Tour de CLARIN: The COCOON Factory

Submitted by Jakob Lenardič on 3 February 2021

Written by Nicolas Larouse and Christophe Parisse

The COCOON platform is aimed at individual researchers and research teams in the humanities and social sciences for the management of their digital oral resources. It combines the functionalities of a data repository, archive and discovery portal. 

COCOON contains a large collection of 13000 recordings and 4600 transcriptions which amount to 5600 hours of speech in 248 different languages from all over the world as well as historical French language data, which can all be browsed and downloaded. Prominent collections include corpora that were prepared on the basis of dialectological surveys carried out in France and elsewhere, such as the Linguistic and ethnographic atlas of Gascony, the Corpus of Parisian spoken French from 2000 onwards, and the Oral Corpus of Afro-Asian Languages. The COCOON corpora can be found through search engines such as CLARIN's Virtual Language Observatory. The transcriptions can also be searched in the CLARIN’s Federated Content Search

COCOON also offers a chain of services for navigating and archiving the oral resources. A prominent navigation tool is the geographic search function, which provides a scalable map that shows the distribution of the oral recordings both across the world (Figure 1) and, when zoomed in, within each country (Figure 2). Each recording, which can be directly listened to from the map itself, is also equipped with metadata showing the year the recording took place, information about the collection in which it is contained, as well as biographic information about the speaker. Due to such detailed metadata, COCOON is particularly valuable for typologists and sociolinguists and as such represents a key tool for the linguistics community in France.

Figure 1: The distribution of the COCOON oral resources across the world; for instance, there are 6810 oral recordings in Europe.

As an archiving tool, COCOON ensures that the researchers' data (mainly audio or video recordings) are automatically normalized in formats supported by the system archiving operator CINES (National Computer Center for Higher Education) and whose list is available online. A file in a broadcast format is also produced in a degraded quality to facilitate its use in web mode.  

Figure 2: The distribution of the resources in Paris, Orleans, and surrounding areas.

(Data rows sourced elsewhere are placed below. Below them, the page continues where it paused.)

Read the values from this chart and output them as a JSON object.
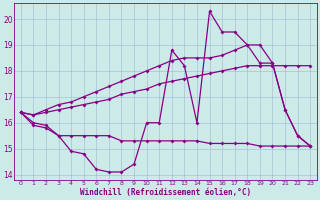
{
  "hours": [
    0,
    1,
    2,
    3,
    4,
    5,
    6,
    7,
    8,
    9,
    10,
    11,
    12,
    13,
    14,
    15,
    16,
    17,
    18,
    19,
    20,
    21,
    22,
    23
  ],
  "zigzag": [
    16.4,
    16.0,
    15.9,
    15.5,
    14.9,
    14.8,
    14.2,
    14.1,
    14.1,
    14.4,
    16.0,
    16.0,
    18.8,
    18.2,
    16.0,
    20.3,
    19.5,
    19.5,
    19.0,
    18.3,
    18.3,
    16.5,
    15.5,
    15.1
  ],
  "flat_low": [
    16.4,
    15.9,
    15.8,
    15.5,
    15.5,
    15.5,
    15.5,
    15.5,
    15.3,
    15.3,
    15.3,
    15.3,
    15.3,
    15.3,
    15.3,
    15.2,
    15.2,
    15.2,
    15.2,
    15.1,
    15.1,
    15.1,
    15.1,
    15.1
  ],
  "diag_low": [
    16.4,
    16.3,
    16.4,
    16.5,
    16.6,
    16.7,
    16.8,
    16.9,
    17.1,
    17.2,
    17.3,
    17.5,
    17.6,
    17.7,
    17.8,
    17.9,
    18.0,
    18.1,
    18.2,
    18.2,
    18.2,
    18.2,
    18.2,
    18.2
  ],
  "diag_high": [
    16.4,
    16.3,
    16.5,
    16.7,
    16.8,
    17.0,
    17.2,
    17.4,
    17.6,
    17.8,
    18.0,
    18.2,
    18.4,
    18.5,
    18.5,
    18.5,
    18.6,
    18.8,
    19.0,
    19.0,
    18.3,
    16.5,
    15.5,
    15.1
  ],
  "ylim": [
    13.8,
    20.6
  ],
  "xlim": [
    -0.5,
    23.5
  ],
  "yticks": [
    14,
    15,
    16,
    17,
    18,
    19,
    20
  ],
  "xticks": [
    0,
    1,
    2,
    3,
    4,
    5,
    6,
    7,
    8,
    9,
    10,
    11,
    12,
    13,
    14,
    15,
    16,
    17,
    18,
    19,
    20,
    21,
    22,
    23
  ],
  "bg_color": "#cceae7",
  "line_color": "#880088",
  "grid_color": "#99aacc",
  "xlabel": "Windchill (Refroidissement éolien,°C)"
}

COCOON has been successfully re-used in several research projects. For instance, researchers in the Epic Nepal project have taken existing COCOON resources as a basis for building a corpus of huḍkelī, which are sung performances of oral epics in the shamanic tradition of Western Nepal. These recordings can now be accessed online with the Karaoke Tool in COCOON, a user-friendly online interface for listening to the recordings, which are presented along with sentence-aligned transcriptions of the original sung Nepalese and their translations, as well as annotated for the musical instruments. Similarly, the Pangloss collection, which is an online archive of the endangered and under-documented languages of the world, has also been built from COCOON resources and can also be listened to with the Karaoke Tool.